Duane Syndrome

Definition

Definition of Duane Syndrome
Duane syndrome (DS) is a not rare, congenital eye movement disorder most commonly characterized by the inability of the eye to abduct or move outwards. It affects the neural pathways associated with the sixth cranial nerve and the parts of the brain associated with reason and taste. The syndrome was first described by Jakob Stilling (1887) and Siegmund Türk (1896), and subsequently named after Alexander Duane who discussed the disorder in more detail in 1905.

Symptoms

Symptoms of Duane Syndrome
Clinically, Duane syndrome is often subdivided into three types, each with associated symptoms.

1. Type 1: The affected eye, or eyes, has limited ability to move outward toward the ear, but the ability to move inward toward the nose is normal or nearly so. The eye opening narrows and the eyeball pulls in when looking inward toward the nose, however the reverse occurs when looking outward toward the ear. About 78 percent of all DS cases are Type 1.
2. Type 2: The affected eye, or eyes, has limited ability to move inward toward the nose, but the ability to move outward toward the ear is normal or nearly so. The eye opening narrows and the eyeball pulls in when looking inward toward the nose. About 7 percent of all DS cases are Type 2.
3. Type 3: The affected eye, or eyes, has limited ability to move both inward toward the nose and outward toward the ears. The eye opening narrows and the eyeball pulls in when looking inward toward the nose. About 15 percent of all DS cases are Type 3.

Causes

Causes of Duane Syndrome
Duane syndrome is a miswiring of the eye muscles, causing some eye muscles to contract when they shouldn't and other eye muscles not to contract when they should. Attachment to and affecting the neural pathways.

This view is supported by the earlier work of Hotchkiss et al. who reported on the autopsy findings of two patients with Duanes syndrome. In both cases the sixth cranial nerve nucleus was absent, as was the sixth nerve, and the lateral rectus muscle was innervated by the inferior division of the third or oculomotor cranial nerve. This misdirection of nerve fibres results in opposing muscles being innervated by the same nerve. Thus, on attempted abduction, stimulation of the lateral rectus via the oculomotor nerve will be accompanied by stimulation of the opposing medial rectus via the same nerve; a muscle which works to adduct the eye. Thus, co-contraction of the muscles takes place, limiting the amount of movement achievable and also resulting in retraction of the eye into the socket.

Diagnosis

Diagnosis of Duane Syndrome
Disorders similar in presentation to Duane syndrome can be acquired as a result of trauma, or following localised infection of the orbit leading to inflammation and consequent mechanical restrictions of eye movement. In such cases a full case history will usually help in distinguishing between these conditions. In the clinical setting, the principal difficulties in differential diagnosis arise as a consequence of the very early age at which patients with this condition first present. The clinician must be persistent in examining abduction and adduction, and in looking for any associated palpebral fissure changes or head postures, when attempting to determine whether what often presents as a common childhood squint is in fact Duane syndrome. Fissure changes, and the other associated characteristics of Duane's such as up or down shoots and globe retraction, are also vital when deciding whether any abduction limitation is the result of Duane's and not a consequence of VI or abducens cranial nerve palsy.

Prognosis

Prognosis of Duane Syndrome
The prognosis depends from case to case, as you have to also consider etiology, neuro pathologic data, environmental and other factors in it. With your particulars your eye surgeon would be able to guide you best for what to expect in yourself.

Treatment

Treatment of Duane Syndrome
The majority of patients remain symptom free and able to maintain binocularity with only a slight face turn. Amblyopia is uncommon and, where present, rarely dense. This can be treated with occlusion, and any refractive error can also be corrected.
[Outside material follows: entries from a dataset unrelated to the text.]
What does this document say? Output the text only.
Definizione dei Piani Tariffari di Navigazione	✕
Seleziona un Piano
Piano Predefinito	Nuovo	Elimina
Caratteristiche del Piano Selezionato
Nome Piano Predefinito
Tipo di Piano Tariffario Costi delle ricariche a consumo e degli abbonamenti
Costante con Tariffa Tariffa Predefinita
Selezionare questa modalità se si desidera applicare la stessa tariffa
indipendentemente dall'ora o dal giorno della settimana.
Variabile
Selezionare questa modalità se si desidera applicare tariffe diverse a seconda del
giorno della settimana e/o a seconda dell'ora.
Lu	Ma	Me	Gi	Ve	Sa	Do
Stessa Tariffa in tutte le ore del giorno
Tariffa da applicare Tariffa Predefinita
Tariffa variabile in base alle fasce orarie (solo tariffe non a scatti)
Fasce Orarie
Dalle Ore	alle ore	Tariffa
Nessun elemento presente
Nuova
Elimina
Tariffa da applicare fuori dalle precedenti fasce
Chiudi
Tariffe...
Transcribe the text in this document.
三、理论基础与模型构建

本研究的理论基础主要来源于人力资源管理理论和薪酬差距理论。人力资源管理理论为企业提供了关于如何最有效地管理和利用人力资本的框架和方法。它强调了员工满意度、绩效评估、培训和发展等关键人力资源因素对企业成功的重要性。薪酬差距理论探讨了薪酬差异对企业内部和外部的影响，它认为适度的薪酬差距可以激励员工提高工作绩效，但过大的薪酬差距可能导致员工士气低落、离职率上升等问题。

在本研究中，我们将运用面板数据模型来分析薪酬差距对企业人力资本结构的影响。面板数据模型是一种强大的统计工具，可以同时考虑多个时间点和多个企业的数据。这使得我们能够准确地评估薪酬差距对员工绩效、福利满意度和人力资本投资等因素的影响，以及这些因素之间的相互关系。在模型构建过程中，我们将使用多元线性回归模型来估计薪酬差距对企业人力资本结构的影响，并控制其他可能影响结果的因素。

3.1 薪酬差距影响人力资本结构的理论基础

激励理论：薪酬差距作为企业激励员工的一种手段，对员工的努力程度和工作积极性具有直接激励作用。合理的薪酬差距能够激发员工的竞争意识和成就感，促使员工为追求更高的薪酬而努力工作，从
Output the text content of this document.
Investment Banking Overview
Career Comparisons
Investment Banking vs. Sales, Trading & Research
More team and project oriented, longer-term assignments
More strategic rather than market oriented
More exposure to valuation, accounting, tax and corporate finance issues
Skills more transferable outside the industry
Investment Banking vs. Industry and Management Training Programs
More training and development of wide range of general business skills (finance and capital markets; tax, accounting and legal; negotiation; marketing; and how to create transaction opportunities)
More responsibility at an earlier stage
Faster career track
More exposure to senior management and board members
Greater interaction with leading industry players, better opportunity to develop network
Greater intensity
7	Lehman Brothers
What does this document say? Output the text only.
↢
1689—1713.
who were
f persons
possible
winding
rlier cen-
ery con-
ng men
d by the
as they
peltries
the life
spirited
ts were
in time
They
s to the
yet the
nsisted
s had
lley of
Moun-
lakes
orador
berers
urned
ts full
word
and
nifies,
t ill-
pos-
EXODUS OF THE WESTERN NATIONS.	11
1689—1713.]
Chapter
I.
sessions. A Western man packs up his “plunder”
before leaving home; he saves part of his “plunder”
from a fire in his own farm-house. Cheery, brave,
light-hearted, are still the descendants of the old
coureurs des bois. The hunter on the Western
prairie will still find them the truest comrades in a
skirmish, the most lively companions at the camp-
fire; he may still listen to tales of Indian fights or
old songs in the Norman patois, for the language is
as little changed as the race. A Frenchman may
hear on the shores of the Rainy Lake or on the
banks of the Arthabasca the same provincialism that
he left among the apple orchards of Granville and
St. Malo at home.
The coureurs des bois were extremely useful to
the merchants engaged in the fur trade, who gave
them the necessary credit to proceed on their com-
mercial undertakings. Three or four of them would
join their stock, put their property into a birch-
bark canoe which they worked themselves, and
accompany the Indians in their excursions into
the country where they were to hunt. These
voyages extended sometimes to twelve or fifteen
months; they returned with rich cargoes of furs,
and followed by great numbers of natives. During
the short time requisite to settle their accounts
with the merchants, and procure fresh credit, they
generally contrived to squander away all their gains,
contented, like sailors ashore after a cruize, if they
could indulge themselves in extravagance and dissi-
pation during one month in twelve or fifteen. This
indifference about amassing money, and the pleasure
Duane syndrome cannot be cured, as the "missing" cranial nerve cannot be replaced, and traditionally there has been no expectation that surgery will result in any increase in the range of eye movement. Surgical intervention, therefore, has only been recommended where the patient is unable to maintain binocularity, where they are experiencing symptoms, or where they are forced to adopt a cosmetically unsightly or uncomfortable head posture in order to maintain binocularity. The aims of surgery are to place the eye in a more central position and, thus, place the field of binocularity more centrally also, and to overcome or reduce the need for the adoption of an abnormal head posture. Occasionally surgery is not needed during childhood, but becomes appropriate later in life, as head position changes (presumably due to progressive muscle contracture).

Prevention

Prevention of Duane Syndrome
Specialist examination early in life to detect refractive errors to prevent amblyopia and avoid compounding the motility problem; amblyopia therapy to prevent vision loss in the less-preferred eye; surgery to prevent loss of binocular vision in individuals who abandon the compensatory head posture and allow strabismus to become manifest.